Yup. I was bused across town for most of elementary school. Every morning our bus passed within a 1/2 mile of the local rendering plant.
How many Sun Systems do you think they had?
Growing up there was a mushroom farm a mile or so away from my house. Typically the air currents blew the smell in the opposite direction but every so often the winds would flip for am unpleasant trip to school.
Years later I had a commute that went past a paper plant.
Never get used to either of those. I love the smell of cannabis in general but I have never been near a large grow. Still I can’t imagine it being worse than mushroom farms and paper plants… oh and is it broccoli farms that also smell incredibly bad?
I can’t imagine a large cannabis crop smelling worse or even equivalent to meat packing plants/slaughterhouses, as someone alluded to up thread.
And I’ve known growers who had some funky smelling produce…
Exactly. I have a feeling these folks would find something to complain about local pot farms no matter what.
Same here.
Hmm. The smell of paper plants change depending on the paper they make. Sometimes the now-decommissioned plant in my hometown smelled like chocolate chip cookies. So weird.
Broccoli farms I’ve never smelled, but the Ann Arbor, MI shit plant smelled like rotten broccoli quite often before they rebuilt the whole thing. (Never noticed much smell from the broccoli I’ve grown in the garden, for what it’s worth.)
I’ve read a couple articles on this. For those out in actual rural areas, it is probably something that should just be tolerated. There are many agricultural processes that produce bad smells. Like shit filled creeks (which I kind of oddly like the smell of…)

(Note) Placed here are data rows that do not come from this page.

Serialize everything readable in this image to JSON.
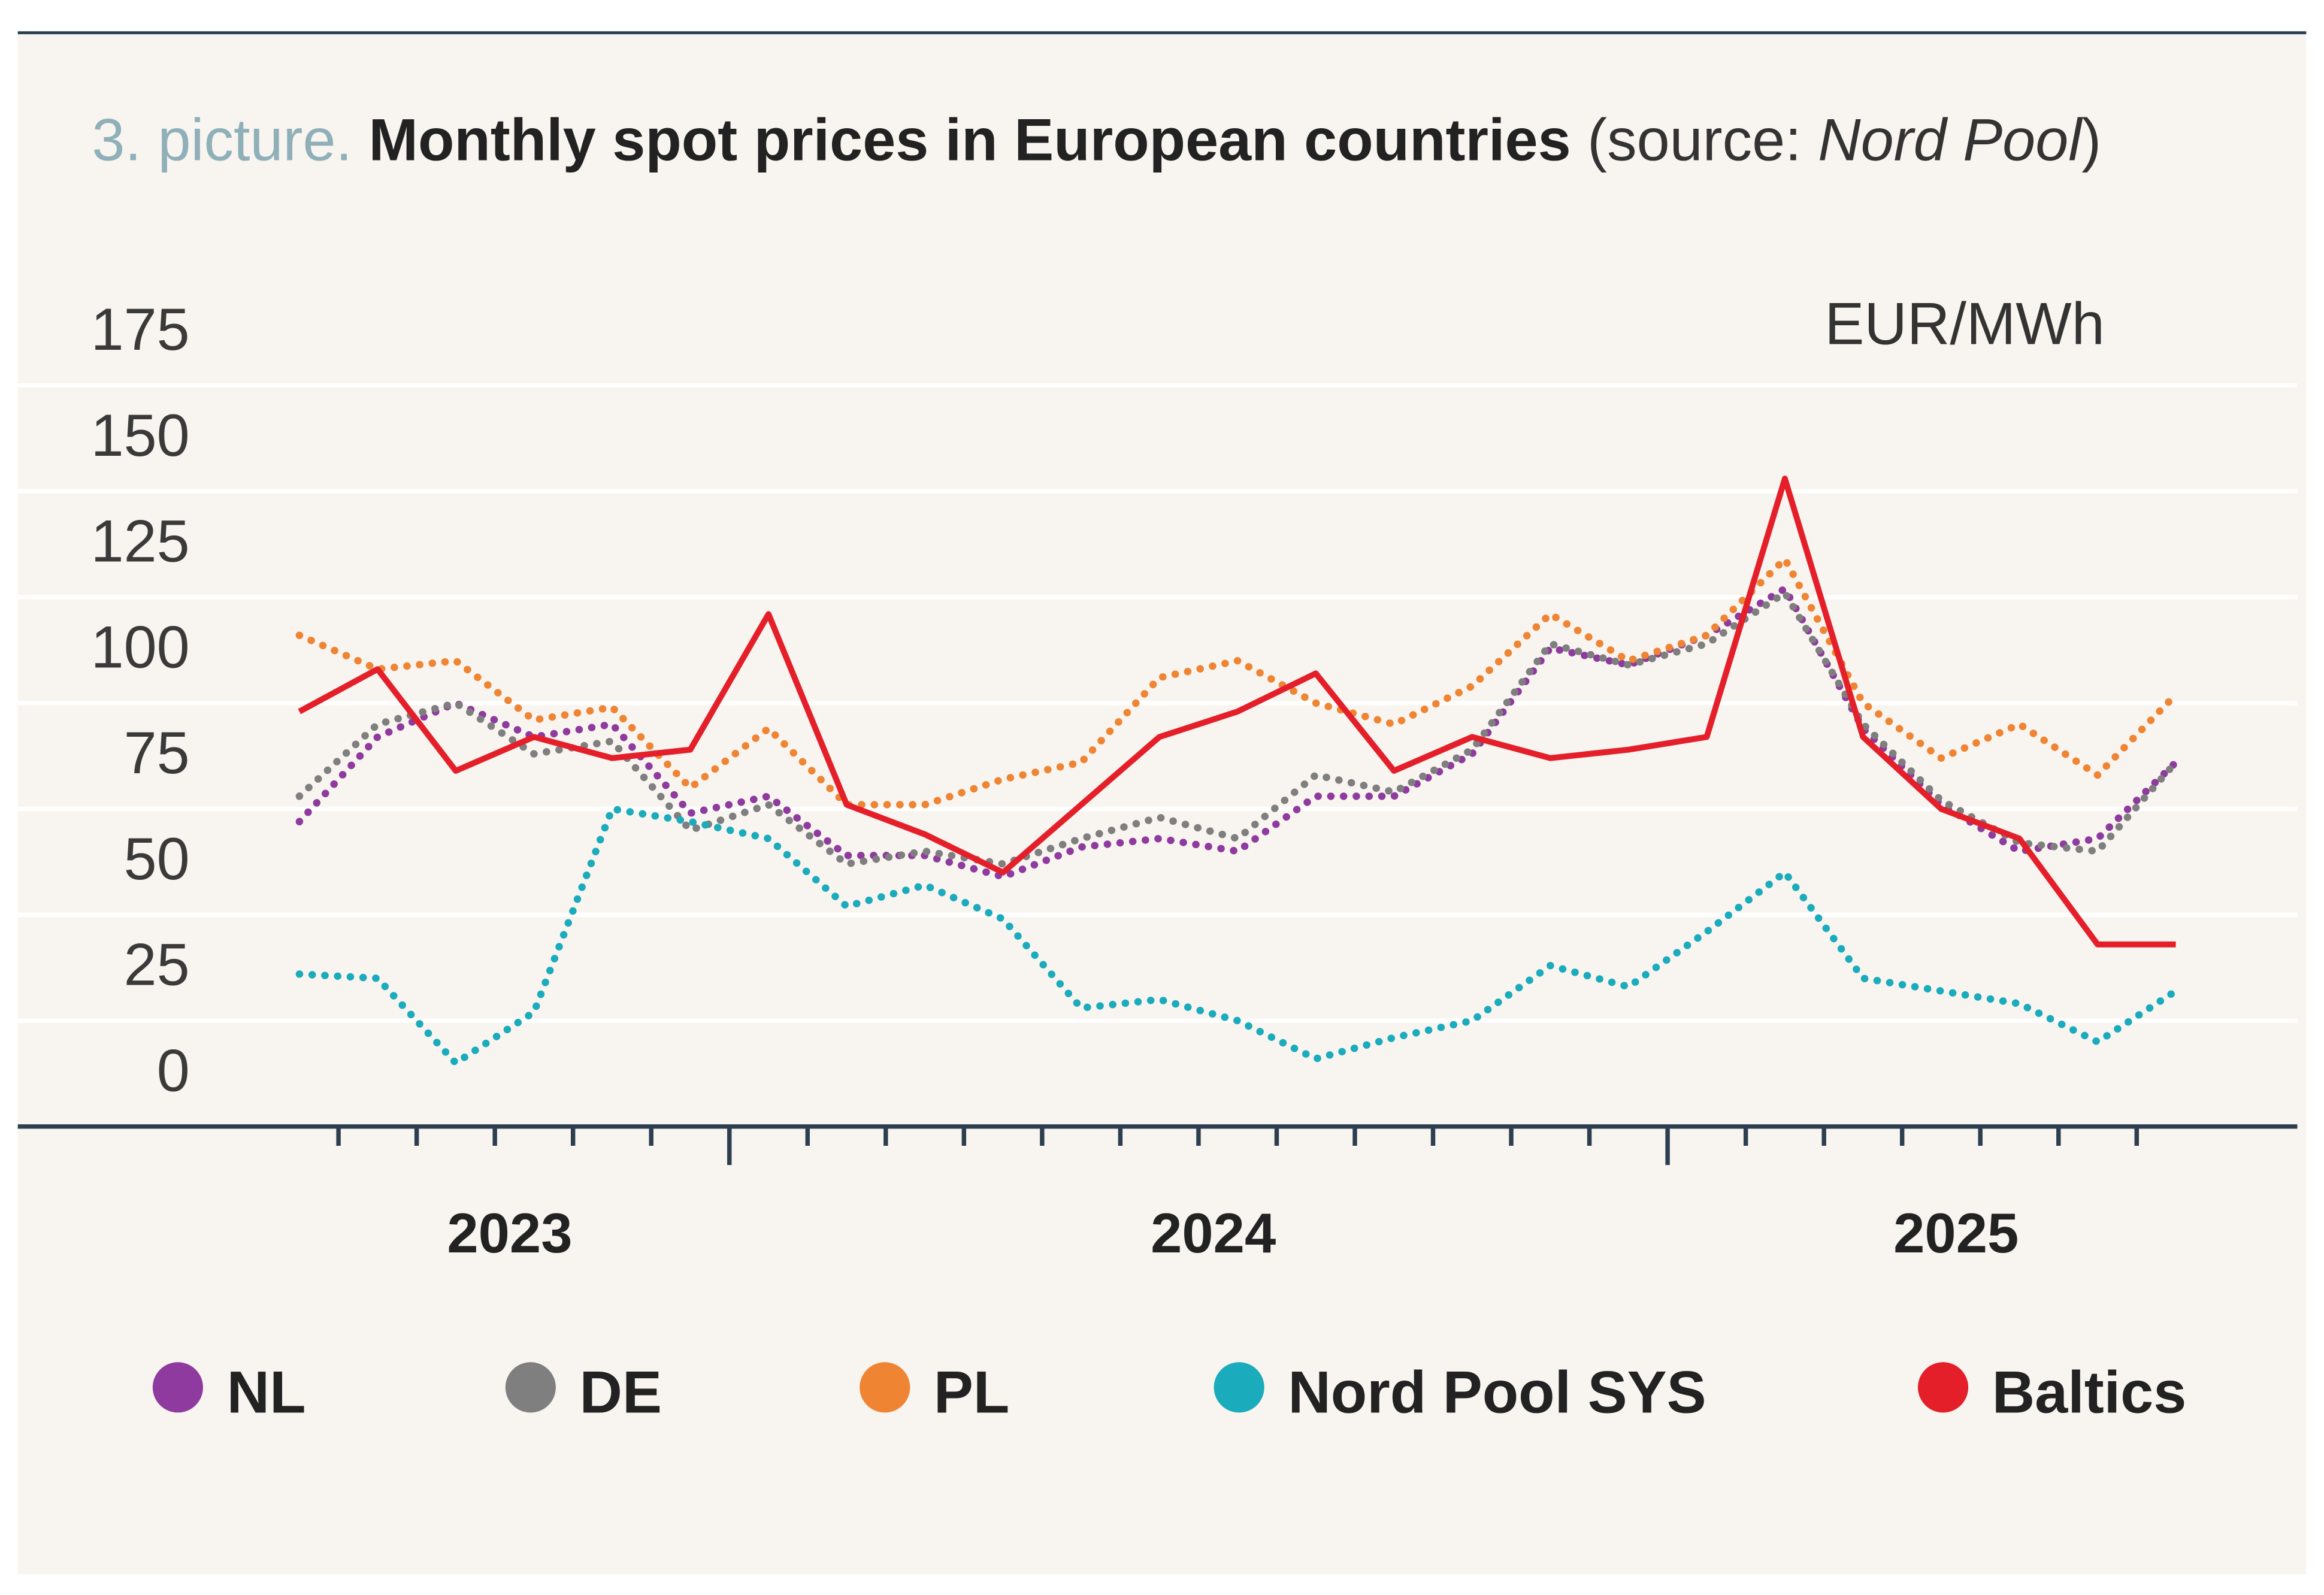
{
  "chart_data": {
    "type": "line",
    "title_prefix": "3. picture.",
    "title": "Monthly spot prices in European countries",
    "source_open": "(source: ",
    "source": "Nord Pool",
    "source_close": ")",
    "y_label": "EUR/MWh",
    "categories": [
      null,
      null,
      null,
      null,
      null,
      null,
      null,
      null,
      null,
      null,
      null,
      null,
      null,
      null,
      null,
      null,
      null,
      null,
      null,
      null,
      null,
      null,
      null,
      null,
      null
    ],
    "x_groups": [
      {
        "label": "2023",
        "count": 6
      },
      {
        "label": "2024",
        "count": 12
      },
      {
        "label": "2025",
        "count": 7
      }
    ],
    "ylim": [
      0,
      175
    ],
    "yticks": [
      0,
      25,
      50,
      75,
      100,
      125,
      150,
      175
    ],
    "grid": true,
    "legend": "bottom",
    "series": [
      {
        "name": "NL",
        "color": "#8e3a9e",
        "style": "dotted",
        "values": [
          72,
          92,
          100,
          92,
          95,
          74,
          78,
          64,
          64,
          59,
          66,
          68,
          65,
          78,
          78,
          88,
          113,
          109,
          116,
          127,
          94,
          76,
          65,
          68,
          86
        ]
      },
      {
        "name": "DE",
        "color": "#7f7f7f",
        "style": "dotted",
        "values": [
          78,
          95,
          100,
          88,
          91,
          70,
          76,
          62,
          65,
          62,
          68,
          73,
          68,
          83,
          79,
          89,
          114,
          109,
          114,
          126,
          95,
          77,
          67,
          65,
          86
        ]
      },
      {
        "name": "PL",
        "color": "#ef8433",
        "style": "dotted",
        "values": [
          116,
          108,
          110,
          96,
          99,
          80,
          94,
          76,
          76,
          82,
          86,
          106,
          110,
          100,
          95,
          104,
          121,
          110,
          116,
          134,
          100,
          87,
          95,
          83,
          102
        ]
      },
      {
        "name": "Nord Pool SYS",
        "color": "#1aabbc",
        "style": "dotted",
        "values": [
          36,
          35,
          15,
          27,
          75,
          72,
          68,
          52,
          57,
          49,
          28,
          30,
          25,
          16,
          21,
          25,
          38,
          33,
          46,
          60,
          35,
          32,
          29,
          20,
          32
        ]
      },
      {
        "name": "Baltics",
        "color": "#e41f2a",
        "style": "solid",
        "values": [
          98,
          108,
          84,
          92,
          87,
          89,
          121,
          76,
          69,
          60,
          76,
          92,
          98,
          107,
          84,
          92,
          87,
          89,
          92,
          153,
          92,
          75,
          68,
          43,
          43
        ]
      }
    ]
  }
}
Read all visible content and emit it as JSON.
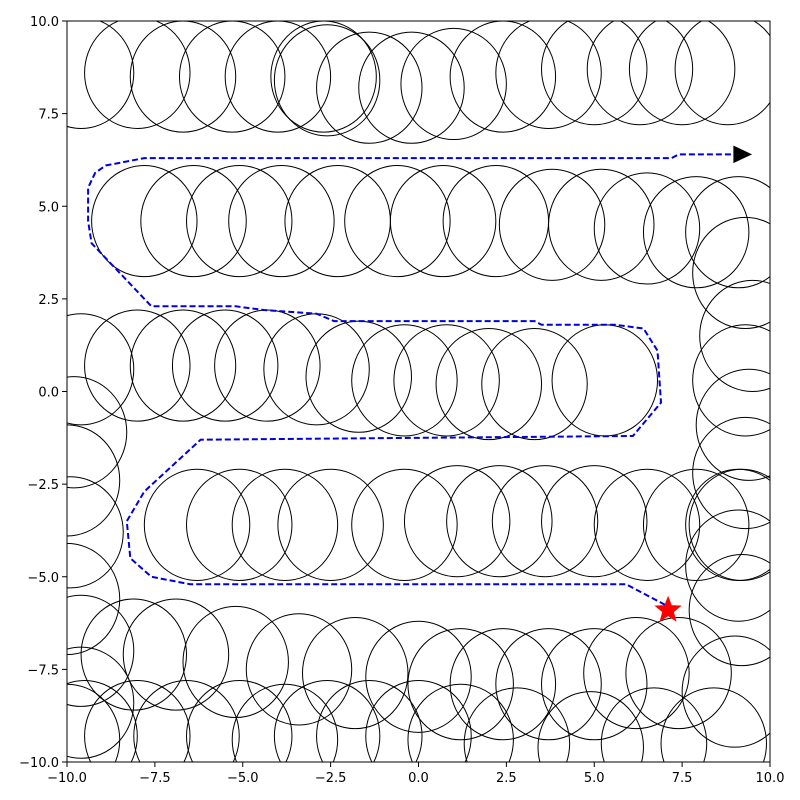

But there are examples where these businesses are close to residential areas and schools. I think that is a zoning issue. I don’t think anyone here would be defending them if the business making smells was like an automotive painter or from handling of chemicals or maybe some sort of refuse processing (hard to think of examples, because zoning laws and environment regulations already limit those sorts of things.)
I tried to do some searching to verify if that was a thing and didn’t find much. It was years ago, driving in another part of the country on a freeway with my now ex-wife. We were hit with a horrible smell, I don’t recall the exact smell, and she said, oh that’s a ____ field and they smell like this at this time of the growing season. I could swear it was broccoli, but very well could be some other close to the ground type crop. I will ask her next time I talk with her.
You are so right. We visit relatives west of Phila and at some times of the year the mushroom industry there is overwhelmingly pungent miles away. Existing farms etc ought to have some leeway. But it seems like a new arrival ought to be subject to some local ordinance limits regarding sound, air pollution, smell, etc.
I asked her last night. It was a broccoli farm after the harvest. They hadn’t tilled the remaining plant matter under the soil so the left overs were rotting and smelled like farts from Godzilla.
One person’s “stench” is another person’s “dank”.
Now, that makes a lot more sense.
I have to say marijuana has made me re-assess how I react to skunk smell. I think our minds can do amazing things in this regard- like instead of letting freeway noise drive me nuts when I’m quietly laying in bed, I just notice how much is sounds like wind and possibly a river through a big forest and I pretend I’m camping. I could let the skunks drive me mad or I can just imagine someone is smoking up, much more pleasant that way.
but i do HEYOOOOO
This topic was automatically closed after 5 days. New replies are no longer allowed.